Uns dias antes, encontrei outra lesma andando em território não permitido: no chão entre a cozinha e a sala de jantar. Esses lugares devem ter algo de especial para as lesmas que habitam minha casa, porque, sem cerimônias, elas se sentem literalmente em casa. Imagino que depois de um banquete, elas adentram minha intimidade pela fresta da porta, aquela em que em tempos imemoriais punha-se uma espécie de rodo sem cabo, feito de alumínio e borracha, justamente para impedir a entrada de espécies não humanas não convidadas a participar da rotina diária. Além do que, qualquer um dos moradores da casa poderia pisar sem querer na bicha e soltar palavrões impublicáveis tanto pelo susto quanto pelo nojo provocado. Você pode imaginar essa cena? Eu, confesso, estrebucharia com grande histrionismo e é claro, a bicha estaria a um passo da eternidade – por uma chinelada, ou, mais bacana, um punhado de sal.

O fato é que essas nojentas me enervam a vida. Elas têm uma velocidade fabulosa de se reproduzir e quanto mais você mata mais aparecem. Só para te contrariar, já que elas sabem o quanto furibunda você fica ao vê-las passeando tranquilamente pelo seu lindo e amado jardim, fartando-se de suas lindas e amadas plantas, plantadas com todo amor e carinho.

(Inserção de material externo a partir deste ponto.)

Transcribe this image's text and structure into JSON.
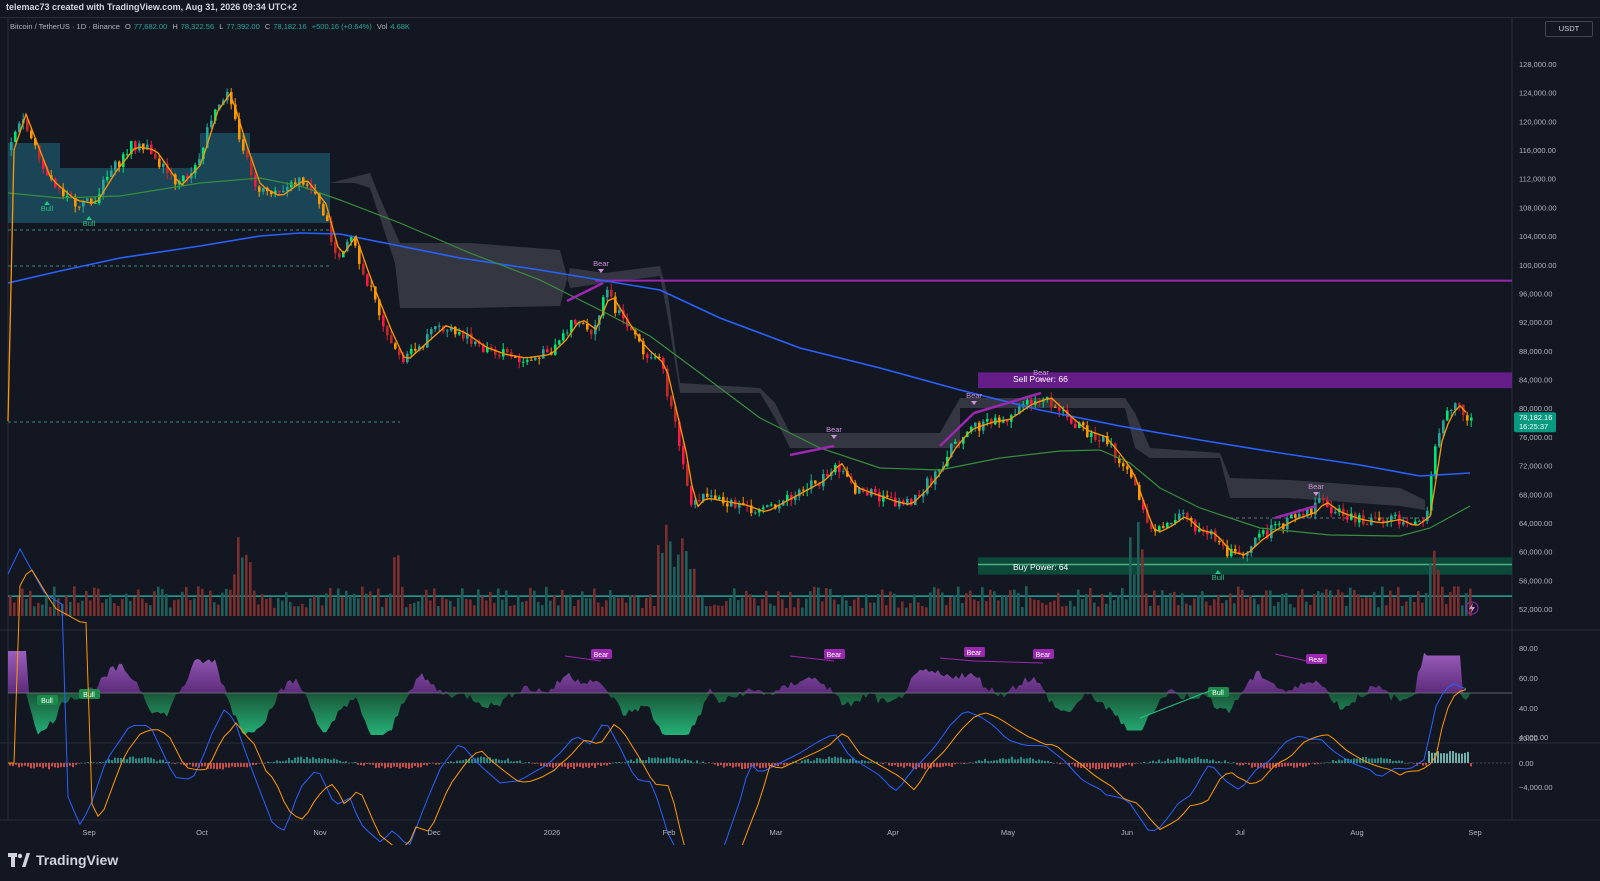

Falando francamente, lesmas não têm muita noção das coisas. Num momento de alucinação, elas saem da toca para se aventurar, à luz do dia, por caminhos onde você as vê. Isso significa que elas devem ser depressivas e ter temperamento suicida e, nesse caso, teremos que repensar nossos conceitos seculares sobre a estabilidade emocional das lesmas. Mas, não havia tempo para divagações. Era preciso agir rápido. Em alguns passos alcancei a porta e dei um xispa daqui. Nitidamente ela não gostou de ser contrariada e incomodada em seu passeio suicida matinal. Mas não teve jeito. Lasquei sal na bicha, sem nem mesmo saber se era uma mãe de família, se havia casado há pouco tempo e estava grávida, se era uma jovem obesa e forte o suficiente para escalar paredes, portas e janelas, ou se era uma anciã com pencas de netos, bisnetos e tataranetos. Ou se era da classe masculina, um lesmo.

E, que Deus me perdoe, mas farei o mesmo com todas que cruzarem meu caminho. Elas que se cuidem. Nessa época, fico muito parecida com o Iluminado, personagem imortalizado pelo fantástico Jack Nicholson no filme do mesmo nome.

Há outras formas de matar lesmas. Dizem que elas gostam de cerveja. Então, na maior inocência, você espalha potinhos da loira gelada pelos locais estratégicos do seu jardim e espera pelas atividades noturnas delas. No dia seguinte, lá estão mortinhas da silva, ou por afogamento, ou por cirrose hepática. Mas, veja bem: se você colocar a tal cerveja mineira contaminada por produtos químicos fatais, elas podem ter um barato alucinógeno e morrerem, além de bêbadas, doidinhas. Aí sim você poderá, talvez, se ver livre delas para sempre, dizimar uma geração inteira de lesmas. Ou pelo menos até o próximo verão.